The state has charged you with a crime. Now you are being told your next hearing is an arraignment, but what it an arraignment?
An arraignment is your initial appearance in court. At the initial appearance, the court must do several things. The court must determine probable cause, advice the defendant of his rights, set bail, appoint defense counsel, read the charging document, and take a plea. It may also address any no-contact order the state may seek.
The rules governing the finding of probable cause are in Idaho Criminal Rule 5(c).
If the police arrested the defendant without a warrant, the judge must make a finding of probable cause prior to, or at, the arraignment. If the defendant was summoned to court, the judge must do the same.
The defendant need not be present at the probable cause hearing on a misdemeanor charge. The judge can do it outside the presence of the defendant and his counsel. And the court usually does.
If the police arrest the defendant on a warrant, then the court found probable cause when it signed it.
The rule governing the defendant’s advice of rights at an arraignment is in Idaho Criminal Rule 5(e).
At the arraignment, the court will advise the defendant of his trial rights.
The Court must advice the defendant of the following rights:
- Right to remain silent.
- Nature of the charge or charges against the defendant.
- Right to bail.
- Defendant’s right to an attorney.
- Defendant’s right to a preliminary hearing (if a felony and no indictment)
- Right to communicate with counsel and family.
The rule governing the setting of bail is in Idaho Criminal Rule 5(f).
If the court hasn’t already set bail on the bond, then the court must take up the issue of bail. If the warrant already has bail set on the warrant, the court will leave it in that amount, unless the defendant shows good cause.
When setting the bail the court will be concerned with the defendant’s risk of flight, and the defendants threat to the community.
Right to an Attorney
The rule governing the defendant’s right to an attorney is found in Idaho Criminal Rule 5(g).

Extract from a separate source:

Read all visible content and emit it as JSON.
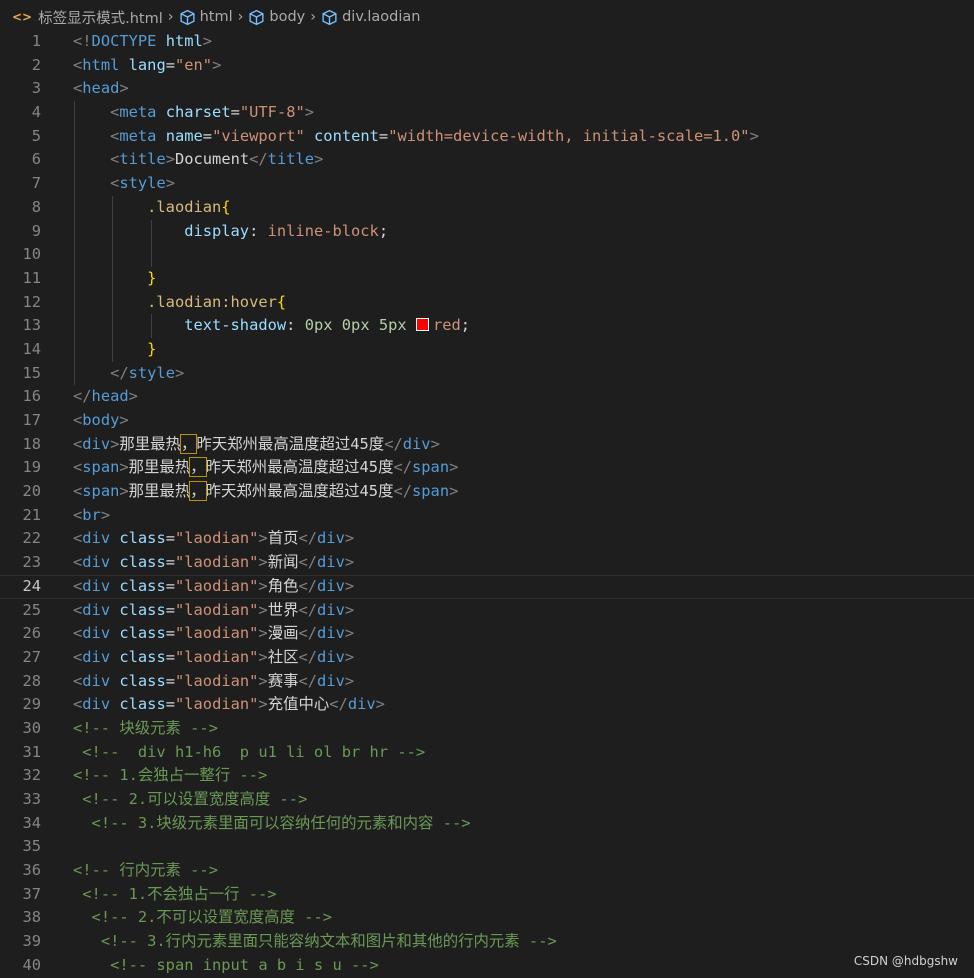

The defendant has a right to an attorney whether he can afford one or not. At the arraignment, the judge will inquire whether the defendant can afford an attorney or not.
If he cannot afford to hire his own attorney, the court will inquire whether the defendant wishes to have the public defender represent him. In the event he does, the court will ask questions about the defendant’s financial situation to decide whether he qualifies for the representation of court-appointed counsel.
If the defendant does not wish to be represented by counsel, then he must waive his right to be represented by an attorney.
If the charge is a misdemeanor charge, then the magistrate judge will ask the defendant whether he pleads guilty or not guilty.
If the charge is a felony charge, the magistrate judge cannot take the plea. There will be a second arraignment in district court, whether the district judge will accept the plea.
What the next hearing is after the arraignment depends on the circumstances.
In a misdemeanor case, where the case goes depends on how the defendant pleads. If the defendant pleads ‘not guilty,’ then the matter will be set for a pretrial conference. If the defendant pleads ‘guilty’ then the case will be set for a sentencing hearing.
In a felony case, where the case goes next depends on whether a complaint or grand jury indictment is the charging document. When there is a complaint, the court will set the matter for a preliminary hearing. With an indictment, the court will set the case for another arraignment in district court.
If the defendant is in district court on a felony charge and enters a plea of ‘guilty,’ then the court will set the matter for a sentencing hearing. If the defendant enters a ‘not guilty’ plea, then the matter will be set for a pretrial conference and jury trial.